Tesla has not yet announced the availability on the Chinese market of lower-cost versions of its best-selling Model Y SUVs and Model 3 sedans, which were unveiled last month. In spite of the swift European roll-out of the new cars, which opt out of some premium features, Tesla sales resumed falling in a number of countries there, pointing to continued struggles on a continent that has been crowded with budget EVs.
By comparison, BYD has seen robust sales growth in Europe even while its growth on home turf hit a speed bump.
Cybercab Showcase and Robotaxi Competition
Tesla is also set to showcase its Cybercab in Shanghai from Wednesday. It remains unknown if Tesla has planned the robotaxi’s roll-out on Chinese roads where local firms such as Baidu, Pony.ai, and WeRide have been testing their robotaxis in various cities.
The Cybercab debut at the China International Import Expo (November 5-10) marks the autonomous vehicle’s first appearance in Asia-Pacific, though Tesla faces significant regulatory hurdles and established competition from Chinese companies that have been conducting robotaxi trials for years.
EVXL’s Take
Tesla’s October numbers tell a story we’ve been tracking all year—and it’s getting worse, not better. When we covered Tesla’s June sales breaking an eight-month decline, that 0.8% year-over-year increase looked like a potential turning point. Three months later, it’s clear that was just a blip in a much longer downward trend.
What makes October’s 9.9% decline particularly significant is the context: even BYD, which has been eating Tesla’s lunch in China for months, is now struggling with a 12% drop. This isn’t about Tesla losing to Chinese competitors anymore—it’s about an entire industry drowning in overcapacity and suicidal pricing strategies. When we reported on BYD slashing prices up to 34% in May, we warned this price war was unsustainable. Now both companies are paying the price.

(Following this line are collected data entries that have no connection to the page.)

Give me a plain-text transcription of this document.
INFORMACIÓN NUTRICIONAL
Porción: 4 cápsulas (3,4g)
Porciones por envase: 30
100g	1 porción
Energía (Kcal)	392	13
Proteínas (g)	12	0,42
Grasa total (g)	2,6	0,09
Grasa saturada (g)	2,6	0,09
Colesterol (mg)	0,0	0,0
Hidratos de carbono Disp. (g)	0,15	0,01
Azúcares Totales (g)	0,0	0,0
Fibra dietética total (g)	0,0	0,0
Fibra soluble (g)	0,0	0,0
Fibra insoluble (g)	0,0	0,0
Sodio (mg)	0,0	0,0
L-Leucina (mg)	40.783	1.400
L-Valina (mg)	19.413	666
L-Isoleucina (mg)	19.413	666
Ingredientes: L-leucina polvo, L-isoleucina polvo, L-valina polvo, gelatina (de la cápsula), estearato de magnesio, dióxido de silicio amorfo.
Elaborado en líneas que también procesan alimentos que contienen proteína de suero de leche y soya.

The real missed opportunity here is Tesla’s delay in launching those lower-cost Model Y and Model 3 versions in China. We covered plans for mass production of a cheaper Model Y in Shanghai starting in 2026—but 2026 might as well be a decade away in a market moving this fast. BYD’s sub-$10,000 Seagull and $21,000 Song Plus are capturing buyers right now, not next year.
The Cybercab showcase feels like a distraction from the core problem. While Tesla shows off futuristic robotaxis, Baidu, Pony.ai, and WeRide have been operating real robotaxi services on Chinese streets for years. As we noted when covering Chinese EV manufacturers’ explosive growth, domestic buyers increasingly favor local brands amid strained U.S.-China relations—and a flashy prototype isn’t going to change that calculus.
The pattern we’ve documented since September 2024 is clear: Tesla is slowly losing its foothold in the world’s largest EV market. Unless those budget models arrive soon—and can somehow compete with Chinese EVs that include advanced driver-assistance systems at no extra cost—we’re likely to see more months like October ahead.